If a random variable has two equally likely outcomes, we say that the variable has an entropy of 1 bit.  If it has four equally likely outcomes, then the variable has 2 bits, eight 3 bits, and 16 outcome gives 4 bits.  Of course, some random variables have like 6 outcomes and that is not a doubling number, so we could say that it has about two and a half bits because 6 outcomes is half way between 4 outcomes which is 2 bits and 8 outcomes which is 3 bits.

How did we get the name bits?  Well, in a computer bits are little electronic parts that are either on or off.  We use the code 0 for off and 1 for on.  (This code is called the binary code.)  We could represent the result of an experiment (a random variable) with these bits.  Suppose that our experiment is flipping a coin and we call tails 1 and heads 0.  Then we would need one bit to record the results of each coin flip.


Three bits for an eight sided DIE

The number of bits needed to record the roll of an eight sided die would be larger. It can be done with three bits as follows.   If you roll a 1, set the bits to off-off-on (001).  If you roll a two, set the bits to 010.  A 3 set them to 011, 4 ->  100, 5 -> 101, 6 -> 110, 7 -> 111, and 8 -> 000.  Notice that we were able to represent every possible outcome with only 3 bits.  That’s why we say the entropy of an eight sided die roll is three bits.


A multi-stage experiment

More complicated experiments would require some more difficult computations. Sometimes, the outcomes are not all equally likely.  Suppose our experiment has two stages.  In stage one we flip a nickel.  If the result is tails, we quit.  If the result is heads, we flip a quarter.  There are three possible results for this experiment:

  1. The nickel is tails
  2. The nickel is heads and the quarter is tails.
  3. The nickel is heads and the quarter is heads.
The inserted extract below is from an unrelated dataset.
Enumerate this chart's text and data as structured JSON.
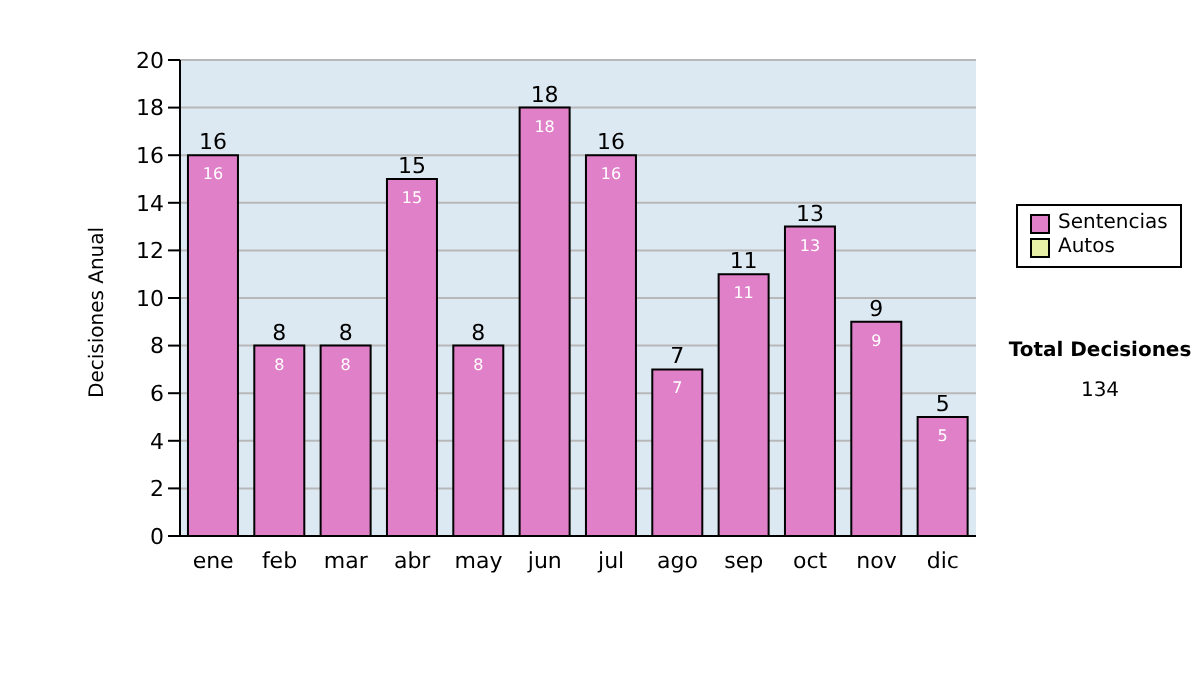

The nickel is tails about half the time and heads half the time.  So we only have to record the quarter half of the time.  The average number of bits needed to record this experiment is one and a half.  One bit for the nickel and one half bit for the quarter because we only need to write down the quarter flip outcome (1 bit) half of the time.



Sometimes random variables share bits.  When that happens, we say that they have mutual information. Most random variables do not share information. In that case, we say the variables are independent and the mutual information (shared information) is zero.



Suppose that Harry and Sally are doing an experiment.  They flip a penny, a nickel, a dime, and a quarter.  After the experiment, Harry writes down the results of the penny flip and the nickel flip.  Sally writes down the results of the nickel, the dime, and the quarter.  There are four possible outcomes for Harry: Head-Head, Head-Tail, Tail-Head, and Tail-Tail.  We say that Harry’s recording uses 2 bits, so his entropy is 2 bits.  Sally could have 8 different results, but she would only need 3 bits, one for each coin, to record her results, so her entropy is 3 bits.  The mutual information between Harry and Sally is the nickel flip which is just 1 bit (1 for heads, 0 for tails).  The overall entropy of Harry and Sally together is 4 bits because there are four coins.  The Joint entropy of Harry and Sally together is the number of bits needed to record both Harry’s result and Sally’s result.  Harry uses 2 bits and Sally 3 bits, but only 4 bits are needed because the nickel is shared.



There is a general formula for the mutual information between Harry and Sally.

Mutual Information = Harry’s Entropy + Sally’s Entropy – The Joint Entropy.

For this experiment the mutual information is  2 + 3 – 4  which is 1 bit.


 End Note

Well, that’s it.  Maybe I gave an explanation appropriate for twelve year olds. Maybe not.  I had my eighth grade son read it and then I gave him a 6 question quiz. After I corrected two of his answers, he was able to calculate the mutual information of two, fairly simple random variables.